Gründrisse

Pausa pranzo. Sei bancari siedono a un tavolo. Tre uomini, tre donne. Bancari, non banchieri. Tutti vestiti come vuole il padrone. Mutandine con il filo interdentale, wunderbra, cravatta compresi. Bravi. Discutono. Forse ci provano. Avances. Metti che. Comprendo. Dicono di un corso di formazione obbligatorio e fuori città. Lontano. Inutile. Demenziale. Bocconiano, direi. Treno pagato? Treno pagato. Albergo pagato? Albergo pagato. Uno si vanta d’aver messo in conto alla banca non solo i 40 euro della cena, ma anche i 18 dell’aperitivo precedente. Un tempo un collega portò in redazione gli scontrini e ce n’era uno che diceva: «L’uomo non è di legno». L’editore pagò. Capita.

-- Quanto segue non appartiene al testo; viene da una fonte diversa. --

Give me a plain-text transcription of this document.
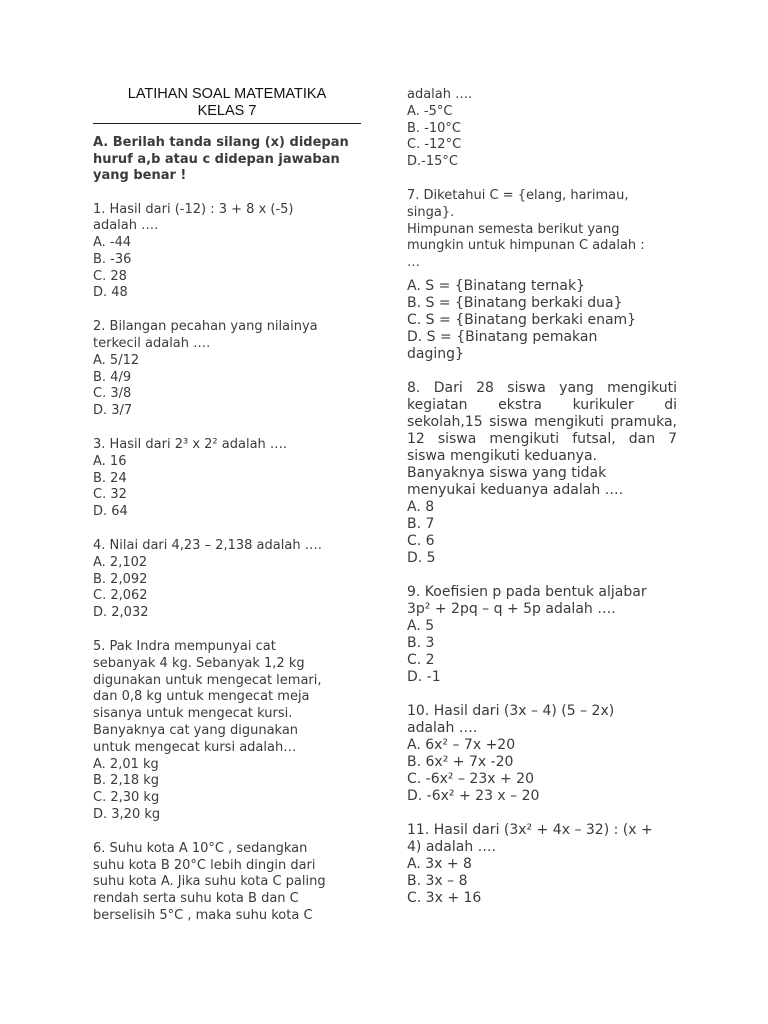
LATIHAN SOAL MATEMATIKA
KELAS 7
A. Berilah tanda silang (x) didepan huruf a,b atau c didepan jawaban yang benar !
1. Hasil dari (-12) : 3 + 8 x (-5)
adalah ….
A. -44
B. -36
C. 28
D. 48
2. Bilangan pecahan yang nilainya
terkecil adalah ….
A. 5/12
B. 4/9
C. 3/8
D. 3/7
3. Hasil dari 2³ x 2² adalah ….
A. 16
B. 24
C. 32
D. 64
4. Nilai dari 4,23 – 2,138 adalah ….
A. 2,102
B. 2,092
C. 2,062
D. 2,032
5. Pak Indra mempunyai cat
sebanyak 4 kg. Sebanyak 1,2 kg
digunakan untuk mengecat lemari,
dan 0,8 kg untuk mengecat meja
sisanya untuk mengecat kursi.
Banyaknya cat yang digunakan
untuk mengecat kursi adalah…
A. 2,01 kg
B. 2,18 kg
C. 2,30 kg
D. 3,20 kg
6. Suhu kota A 10°C , sedangkan
suhu kota B 20°C lebih dingin dari
suhu kota A. Jika suhu kota C paling
rendah serta suhu kota B dan C
berselisih 5°C , maka suhu kota C
adalah ….
A. -5°C
B. -10°C
C. -12°C
D.-15°C
7. Diketahui C = {elang, harimau,
singa}.
Himpunan semesta berikut yang
mungkin untuk himpunan C adalah :
…
A. S = {Binatang ternak}
B. S = {Binatang berkaki dua}
C. S = {Binatang berkaki enam}
D. S = {Binatang pemakan
daging}
8. Dari 28 siswa yang mengikuti kegiatan ekstra kurikuler di sekolah,15 siswa mengikuti pramuka, 12 siswa mengikuti futsal, dan 7 siswa mengikuti keduanya.
Banyaknya siswa yang tidak
menyukai keduanya adalah ….
A. 8
B. 7
C. 6
D. 5
9. Koefisien p pada bentuk aljabar
3p² + 2pq – q + 5p adalah ….
A. 5
B. 3
C. 2
D. -1
10. Hasil dari (3x – 4) (5 – 2x)
adalah ….
A. 6x² – 7x +20
B. 6x² + 7x -20
C. -6x² – 23x + 20
D. -6x² + 23 x – 20
11. Hasil dari (3x² + 4x – 32) : (x +
4) adalah ….
A. 3x + 8
B. 3x – 8
C. 3x + 16
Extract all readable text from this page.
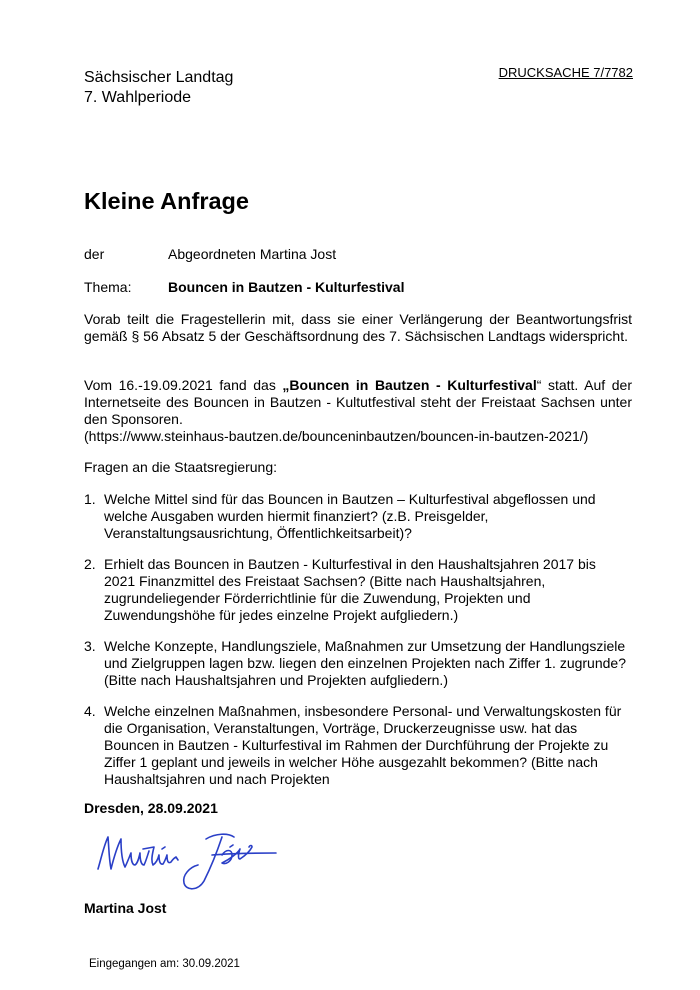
Sächsischer Landtag
7. Wahlperiode
DRUCKSACHE 7/7782
Kleine Anfrage
der	Abgeordneten Martina Jost
Thema:	Bouncen in Bautzen - Kulturfestival

Vorab teilt die Fragestellerin mit, dass sie einer Verlängerung der Beantwortungsfrist gemäß § 56 Absatz 5 der Geschäftsordnung des 7. Sächsischen Landtags widerspricht.

Vom 16.-19.09.2021 fand das „Bouncen in Bautzen - Kulturfestival“ statt. Auf der Internetseite des Bouncen in Bautzen - Kultutfestival steht der Freistaat Sachsen unter den Sponsoren.
(https://www.steinhaus-bautzen.de/bounceninbautzen/bouncen-in-bautzen-2021/)
Fragen an die Staatsregierung:
1. Welche Mittel sind für das Bouncen in Bautzen – Kulturfestival abgeflossen und
welche Ausgaben wurden hiermit finanziert? (z.B. Preisgelder,
Veranstaltungsausrichtung, Öffentlichkeitsarbeit)?
2. Erhielt das Bouncen in Bautzen - Kulturfestival in den Haushaltsjahren 2017 bis
2021 Finanzmittel des Freistaat Sachsen? (Bitte nach Haushaltsjahren,
zugrundeliegender Förderrichtlinie für die Zuwendung, Projekten und
Zuwendungshöhe für jedes einzelne Projekt aufgliedern.)
3. Welche Konzepte, Handlungsziele, Maßnahmen zur Umsetzung der Handlungsziele
und Zielgruppen lagen bzw. liegen den einzelnen Projekten nach Ziffer 1. zugrunde?
(Bitte nach Haushaltsjahren und Projekten aufgliedern.)
4. Welche einzelnen Maßnahmen, insbesondere Personal- und Verwaltungskosten für
die Organisation, Veranstaltungen, Vorträge, Druckerzeugnisse usw. hat das
Bouncen in Bautzen - Kulturfestival im Rahmen der Durchführung der Projekte zu
Ziffer 1 geplant und jeweils in welcher Höhe ausgezahlt bekommen? (Bitte nach
Haushaltsjahren und nach Projekten
Dresden, 28.09.2021
Martina Jost
Eingegangen am: 30.09.2021
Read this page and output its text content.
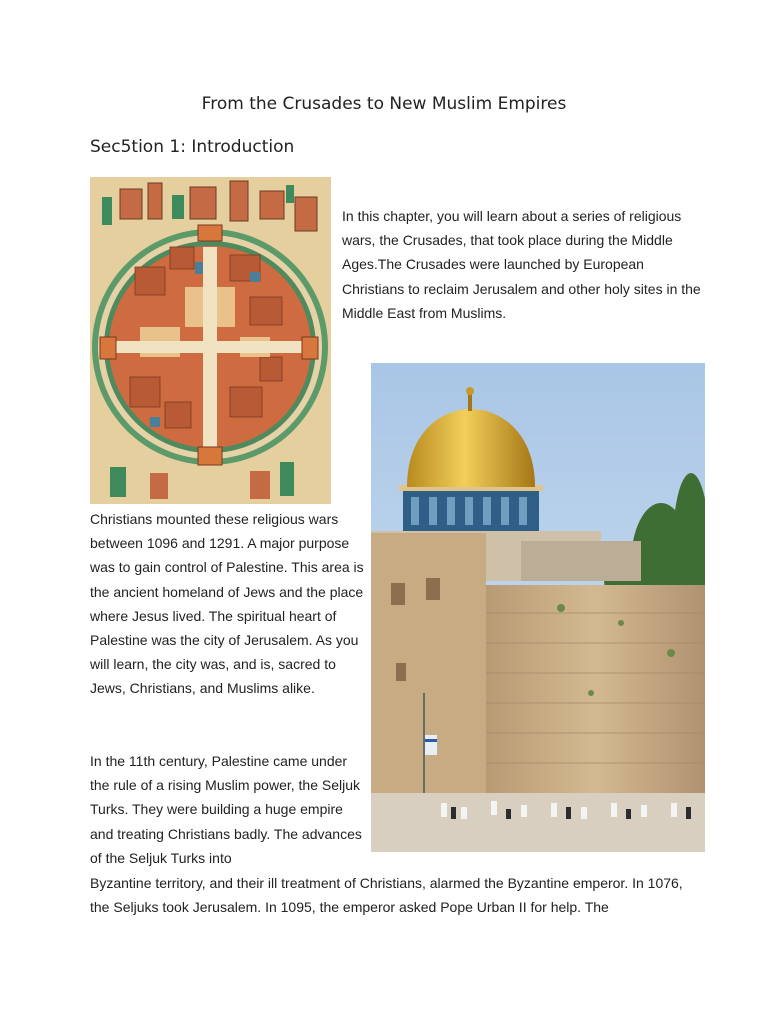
From the Crusades to New Muslim Empires
Sec5tion 1: Introduction

In this chapter, you will learn about a series of religious wars, the Crusades, that took place during the Middle Ages.The Crusades were launched by European Christians to reclaim Jerusalem and other holy sites in the Middle East from Muslims.

Christians mounted these religious wars between 1096 and 1291. A major purpose was to gain control of Palestine. This area is the ancient homeland of Jews and the place where Jesus lived. The spiritual heart of Palestine was the city of Jerusalem. As you will learn, the city was, and is, sacred to Jews, Christians, and Muslims alike.

In the 11th century, Palestine came under the rule of a rising Muslim power, the Seljuk Turks. They were building a huge empire and treating Christians badly. The advances of the Seljuk Turks into

Byzantine territory, and their ill treatment of Christians, alarmed the Byzantine emperor. In 1076, the Seljuks took Jerusalem. In 1095, the emperor asked Pope Urban II for help. The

Ma è un vanto? E su chi grava quel Negroni? Sull’azienda o sul risparmiatore che non ha niente da risparmiare ma solo la necessità di prelevare al bancomat per non portarseli tutti dietro? Sulle spese di tenuta del conto? Di tenutaria del conto. Uno più uno uguale due, eccole il saldo. Sia chiaro: la categoria non si tocca, è un caso individuale. Sono il primo a dirlo. Ma gestir gruzzoli val più di fare la scorta e rischiar la propria vita? O spadellare un cacca da sotto il culo d’una vecchia? O gettarsi fra le fiamme per domarle? Perché in busta paga è così. A quel che mi dicono.

C’è qualcosa che non torna, fra lordi, netti, gadget, benefit, cachet, gettone, interesse, rendita, plusvalore e plusvalenza e questo l’avevamo capito tutti qualche anno fa, prima di distrarci, dimenticare, dodò, bulò, metrò, un po’ di zumzum ogni tanto. I rapporti fra le cose e fra le persone, l’= o lo sta a… come…, il fratto, la freccetta indirizzata a destra che sta a dire implica, svaniti, evanescenti, scomparsi, desaparecidos. C’è qualcosa che non torna. Il passato non torna. Gli anni non tornano. I morti non tornano. I conti non tornano.

Modifichi gli oggetti e cambiano anche i loro nomi e il linguaggio per descriverli e la logica per comprenderli e il sentimento per sentirli. Col sudore della tua fronte. Oggi un orto, domani una centrale nucleare. That’s life.